Hydrothermal Circulation Within Subducting Crust: Implications for Subduction Zone Temperature

Hydrothermal circulation plays an important role in cooling and redistributing heat within high-permeability ocean crust. We examine the effect of hydrothermal circulation on subduction zone temperature by modeling 2D fluid and heat transport within subducting ocean crust using a finite element heat and mass transport code. The effect of hydrothermal circulation is quantified by comparing results from simulations with coupled fluid and heat transport to those from simulations with only heat conduction (no fluid flow). We examine how sediment distribution, convergence rate, and subduction geometry influence hydrothermal circulation and temperatures within the subduction zone.
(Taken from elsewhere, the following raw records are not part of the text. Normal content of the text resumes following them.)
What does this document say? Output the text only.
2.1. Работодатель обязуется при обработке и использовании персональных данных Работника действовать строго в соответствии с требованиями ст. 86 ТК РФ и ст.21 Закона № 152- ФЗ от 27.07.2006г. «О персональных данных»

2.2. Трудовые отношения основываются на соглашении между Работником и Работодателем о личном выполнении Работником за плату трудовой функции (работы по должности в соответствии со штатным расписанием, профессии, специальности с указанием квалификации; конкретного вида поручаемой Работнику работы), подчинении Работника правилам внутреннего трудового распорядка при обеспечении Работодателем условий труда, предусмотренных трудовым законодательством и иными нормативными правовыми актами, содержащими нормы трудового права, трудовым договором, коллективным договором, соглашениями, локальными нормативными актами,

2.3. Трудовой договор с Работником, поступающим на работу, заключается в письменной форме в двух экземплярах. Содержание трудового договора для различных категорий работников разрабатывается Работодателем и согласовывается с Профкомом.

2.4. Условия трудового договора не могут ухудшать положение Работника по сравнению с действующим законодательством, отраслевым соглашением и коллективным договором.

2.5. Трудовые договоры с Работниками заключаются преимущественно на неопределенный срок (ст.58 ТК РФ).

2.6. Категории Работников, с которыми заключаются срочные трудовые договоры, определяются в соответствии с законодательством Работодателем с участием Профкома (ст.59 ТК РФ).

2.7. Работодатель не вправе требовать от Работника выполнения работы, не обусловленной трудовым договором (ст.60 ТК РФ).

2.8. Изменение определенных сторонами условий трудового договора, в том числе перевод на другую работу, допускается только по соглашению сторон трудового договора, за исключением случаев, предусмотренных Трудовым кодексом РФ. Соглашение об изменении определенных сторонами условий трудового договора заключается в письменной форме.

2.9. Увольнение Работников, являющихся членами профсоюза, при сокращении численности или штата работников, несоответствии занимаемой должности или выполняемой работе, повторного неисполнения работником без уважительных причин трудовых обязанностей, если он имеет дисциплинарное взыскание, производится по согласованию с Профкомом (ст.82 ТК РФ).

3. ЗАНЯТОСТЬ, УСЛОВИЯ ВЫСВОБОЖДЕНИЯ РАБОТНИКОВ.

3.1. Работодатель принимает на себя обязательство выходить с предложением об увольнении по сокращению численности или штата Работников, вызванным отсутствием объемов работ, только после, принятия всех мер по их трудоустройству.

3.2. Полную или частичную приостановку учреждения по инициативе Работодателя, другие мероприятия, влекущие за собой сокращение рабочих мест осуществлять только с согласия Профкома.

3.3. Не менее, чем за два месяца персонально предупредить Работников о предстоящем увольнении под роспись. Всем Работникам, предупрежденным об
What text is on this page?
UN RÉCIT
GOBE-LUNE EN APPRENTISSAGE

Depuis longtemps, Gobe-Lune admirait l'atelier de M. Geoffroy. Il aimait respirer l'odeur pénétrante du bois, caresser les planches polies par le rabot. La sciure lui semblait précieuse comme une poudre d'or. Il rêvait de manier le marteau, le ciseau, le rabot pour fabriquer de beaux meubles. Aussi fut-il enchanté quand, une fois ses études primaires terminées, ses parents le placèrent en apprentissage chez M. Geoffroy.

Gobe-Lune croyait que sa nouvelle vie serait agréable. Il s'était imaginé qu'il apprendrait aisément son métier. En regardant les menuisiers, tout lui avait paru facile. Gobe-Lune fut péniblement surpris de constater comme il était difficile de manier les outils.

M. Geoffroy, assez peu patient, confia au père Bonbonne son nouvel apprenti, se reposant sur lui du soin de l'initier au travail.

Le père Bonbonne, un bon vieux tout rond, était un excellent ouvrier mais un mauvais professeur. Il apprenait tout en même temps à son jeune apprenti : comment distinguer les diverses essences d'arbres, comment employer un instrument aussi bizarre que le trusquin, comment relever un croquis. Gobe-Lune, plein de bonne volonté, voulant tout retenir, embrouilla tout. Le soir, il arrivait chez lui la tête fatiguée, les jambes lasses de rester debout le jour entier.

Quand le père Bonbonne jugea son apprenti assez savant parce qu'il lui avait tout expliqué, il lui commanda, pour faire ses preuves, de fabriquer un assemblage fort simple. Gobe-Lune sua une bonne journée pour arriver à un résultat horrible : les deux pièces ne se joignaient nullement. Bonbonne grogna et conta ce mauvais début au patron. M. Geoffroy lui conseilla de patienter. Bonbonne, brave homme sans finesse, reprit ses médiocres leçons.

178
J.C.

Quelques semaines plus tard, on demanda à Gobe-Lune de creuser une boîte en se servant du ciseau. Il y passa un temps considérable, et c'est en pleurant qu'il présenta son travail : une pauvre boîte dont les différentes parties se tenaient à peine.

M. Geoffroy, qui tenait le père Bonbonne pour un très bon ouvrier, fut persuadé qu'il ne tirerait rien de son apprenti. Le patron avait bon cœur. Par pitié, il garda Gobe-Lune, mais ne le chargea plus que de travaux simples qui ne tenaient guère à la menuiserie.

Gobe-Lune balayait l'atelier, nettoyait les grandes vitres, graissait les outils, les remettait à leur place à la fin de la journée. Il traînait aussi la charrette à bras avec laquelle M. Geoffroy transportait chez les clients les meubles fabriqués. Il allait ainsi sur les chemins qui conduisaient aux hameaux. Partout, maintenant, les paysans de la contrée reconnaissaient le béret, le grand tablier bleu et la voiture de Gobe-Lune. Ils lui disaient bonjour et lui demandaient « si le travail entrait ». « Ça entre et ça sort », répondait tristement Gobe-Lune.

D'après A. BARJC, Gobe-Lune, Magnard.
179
Our model geometry mimics the Middle America subduction zone off Nicoya Peninsula, Costa Rica. We simulate fluid and heat flow for systems with upper basaltic basement permeability ranging from 10^{-13 to 10^{-10} m2. Additionally, we incorporate the effect of permeability reduction within the basaltic basement as it is subducted. The models with fluid transport show suppressed temperatures along the subducting slab relative to purely conductive models. In the subducting slab, convection cells develop along the entire length of the highly permeable upper basaltic basement and vary in width depending on permeability and distance from the trench.